NTTジャパンラグビー リーグワン2024-25
ディビジョン1 第15節(リーグ戦)カンファレンスB
2025年4月13日(日)14:30 東大阪市花園ラグビー場 (大阪府)
クボタスピアーズ船橋・東京ベイ vs 東京サントリーサンゴリアス
クボタスピアーズ船橋・東京ベイ(D1 カンファレンスB)
バーナー症候群。首や肩に強い衝撃が加わり、腕に向かう神経が一時的に圧迫・けん引されて生じる神経症状で、焼けるような痛みが走ることからそう呼ばれる。
安定したプレーで1番を背負うことも多い海士広大は2023年、入団7年目にしてプロ転向を果たす。だが、プレシーズン中にバーナー症候群を発症。プロとして最初のシーズンとなった昨季は苦悩の1年となった。
試合中、痛みは予告なく襲い掛かってきては、彼の動きを停止させた。その感覚は息を潜めて、常に待ち伏せしている。海士は戦い続けることに恐怖を感じた。

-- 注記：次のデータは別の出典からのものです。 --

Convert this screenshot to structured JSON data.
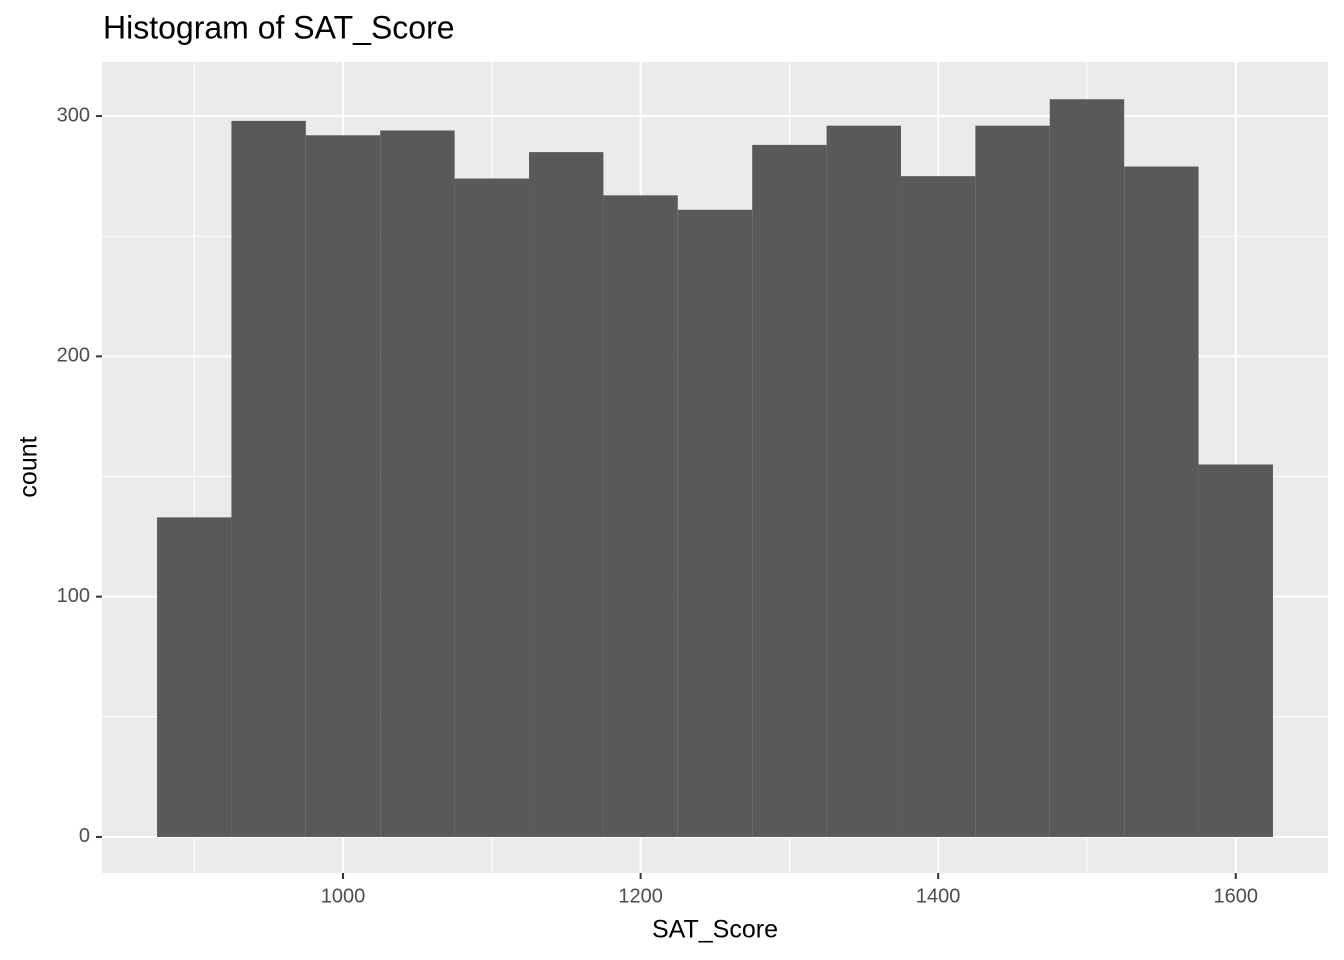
{
  "chart_data": {
    "type": "histogram",
    "title": "Histogram of SAT_Score",
    "x_label": "SAT_Score",
    "y_label": "count",
    "bins": [
      875,
      925,
      975,
      1025,
      1075,
      1125,
      1175,
      1225,
      1275,
      1325,
      1375,
      1425,
      1475,
      1525,
      1575,
      1625
    ],
    "values": [
      133,
      298,
      292,
      294,
      274,
      285,
      267,
      261,
      288,
      296,
      275,
      296,
      307,
      279,
      155
    ],
    "color": "#595959",
    "panel_color": "#ebebeb",
    "xlim": [
      838,
      1662
    ],
    "xticks": [
      1000,
      1200,
      1400,
      1600
    ],
    "x_minor_breaks": [
      900,
      1100,
      1300,
      1500
    ],
    "ylim": [
      -15,
      322.5
    ],
    "yticks": [
      0,
      100,
      200,
      300
    ],
    "y_minor_breaks": [
      50,
      150,
      250
    ],
    "grid": true
  }
}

「僕の強みでもあるブレイクダウンの部分がうまくいかなくなり、タックルの成功率も下がってしまいました。それで、昨季のプレシーズンにストーミーに相談したんです」
ストーミーとは、昨季新たにクボタスピアーズ船橋・東京ベイに加わったスコット・マクラウド アシスタントコーチの愛称。「首を正確な位置に置いていないから、痛くなるんだ。それはテクニックで修正できる」というマクラウド アシスタントコーチの助言は、海士が抱える恐怖心の根源を少しずつほどいていった。
また、逃げずに立ち向かうべき理由もあった。昨年4月に第一子が誕生。守るべき家族の笑顔が、海士の背中を強く押した。
「もっと頑張らないといけないなって。ウチの子が大きくなって、僕がラグビーをやっていたことを覚えていてくれるくらいまでは続けたいです」
今季、戦いを重ねていく中で、待ち伏せしていた恐怖は消え失せた。次なる相手は東京サントリーサンゴリアス(以下、東京SG)。舞台は地元大阪の東大阪市花園ラグビー場でのホストゲームで迎え撃つ。
「花園での東京SG戦には、いいイメージがないんです」
21年5月、クボタスピアーズは花園で開催されたトップリーグのプレーオフトーナメント準決勝でサントリーサンゴリアスに敗戦。そもそも海士が入団した17年当時、クボタスピアーズはまだ発展途上の段階にあり、サントリーサンゴリアスは常にクボタスピアーズを上回る存在だった。
「だから、“レベルアップしたクボタスピアーズ”を見せられるのが(今節の)東京SG戦だと思っています。勝たなきゃいけない試合です」
2年前、東京SGとのプレーオフトーナメント準決勝。海士は試合開始早々にハイタックルを受け、1週間後の優勝決定戦を欠場するに至った。当時の心境を「悔しかったですが、優勝したうれしさのほうが大きかったです」と、苦痛を微塵も感じさせない笑顔で振り返る。だからこそ、今季は「優勝の瞬間、グラウンドに立っていたい」。自らの足で、花園の先にある頂点を目指す。